Genome analysis is big business. Thanks to the human genome project, two related fields of medicine–computational biology and personalized medicine–have become part of our health care vocabulary over the past few years. Because genome sequencing requires multi-terabyte files and mind-boggling amounts of server power, it’s been a boon for tech companies. One of them, Intel, announced this week that they can now analyze a genome in only one day, a 300% increase in speed from the previous three days it took for genome decoding.
Intel’s new benchmark was announced in conjunction with the joint MIT-Harvard Broad Institute. In recent years, Intel has aggressively targeted customers in the health care industry (along with automotive-sector customers) in order to build alternative profit bases. Industry trends like the rise of tablets and smartphones, along with the rising enterprise use of cloud computing have hurt Intel’s traditional business model; health care gives Intel a lucrative new industry to work in.
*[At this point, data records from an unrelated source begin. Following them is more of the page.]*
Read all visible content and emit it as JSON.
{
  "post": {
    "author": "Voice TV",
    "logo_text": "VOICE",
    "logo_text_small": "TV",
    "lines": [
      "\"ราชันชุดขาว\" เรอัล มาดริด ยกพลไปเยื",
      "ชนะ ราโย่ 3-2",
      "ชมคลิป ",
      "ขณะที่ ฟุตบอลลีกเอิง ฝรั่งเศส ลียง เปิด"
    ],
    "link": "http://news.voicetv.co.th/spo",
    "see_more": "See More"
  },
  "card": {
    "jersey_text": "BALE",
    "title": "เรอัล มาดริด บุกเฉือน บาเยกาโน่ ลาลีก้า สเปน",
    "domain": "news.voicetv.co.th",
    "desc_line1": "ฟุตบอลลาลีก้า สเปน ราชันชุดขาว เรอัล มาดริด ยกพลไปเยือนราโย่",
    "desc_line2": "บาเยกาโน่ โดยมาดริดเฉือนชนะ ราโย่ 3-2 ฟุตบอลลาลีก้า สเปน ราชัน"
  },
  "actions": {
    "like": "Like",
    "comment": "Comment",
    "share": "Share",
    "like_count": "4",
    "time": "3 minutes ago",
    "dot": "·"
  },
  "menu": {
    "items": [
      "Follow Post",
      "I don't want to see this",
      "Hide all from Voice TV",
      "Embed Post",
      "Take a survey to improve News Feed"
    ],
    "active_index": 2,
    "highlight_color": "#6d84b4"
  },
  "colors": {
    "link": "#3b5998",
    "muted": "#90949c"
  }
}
Eric Dishman, an Intel health care executive and one of Fast Company‘s Most Creative People, said that the work with Broad was part of a much larger effort in North America and Europe to develop a health care tech infrastructure that would “take genomics to the bedside and to the clinic” rather than only research hospitals. Dishman has an unusual resume for a tech executive; he was diagnosed with kidney cancer in college and credits genomics with helping to save his life. And 23 years after receiving his diagnosis, a genomic analysis led doctors to begin treating him with a drug intended for another sort of cancer. This drug treatment allowed him to become healthy enough to receive a kidney transplant.
The increase in genome processing speed comes through a new version of Broad’s Genome Analysis Toolkit (GATK) running on Intel servers. According to Broad and Intel, the new benchmarks in variant discovery don’t just cut analysis times from three days to one day, but can also analyze data sets with 100 times more DNA samples than previously possible. These changes are due to both the new software update and the use of instruction sets related to highly compute intensive tasks that were released in late 2013.
Other Intel partners in the genomics sphere include London’s Francis Crick Institute and the Beijing Genomics Institute. Dishman added that “(We work) on the technical challenges. We need to make the computer as fast as possible and then there’s the storage. This is some of the biggest of big data, if you generate a file every time a patient goes to the clinic, someday that will be a huge problem.” The end goal? To make the Broad’s genomics programs “hum like a well-tuned engine.”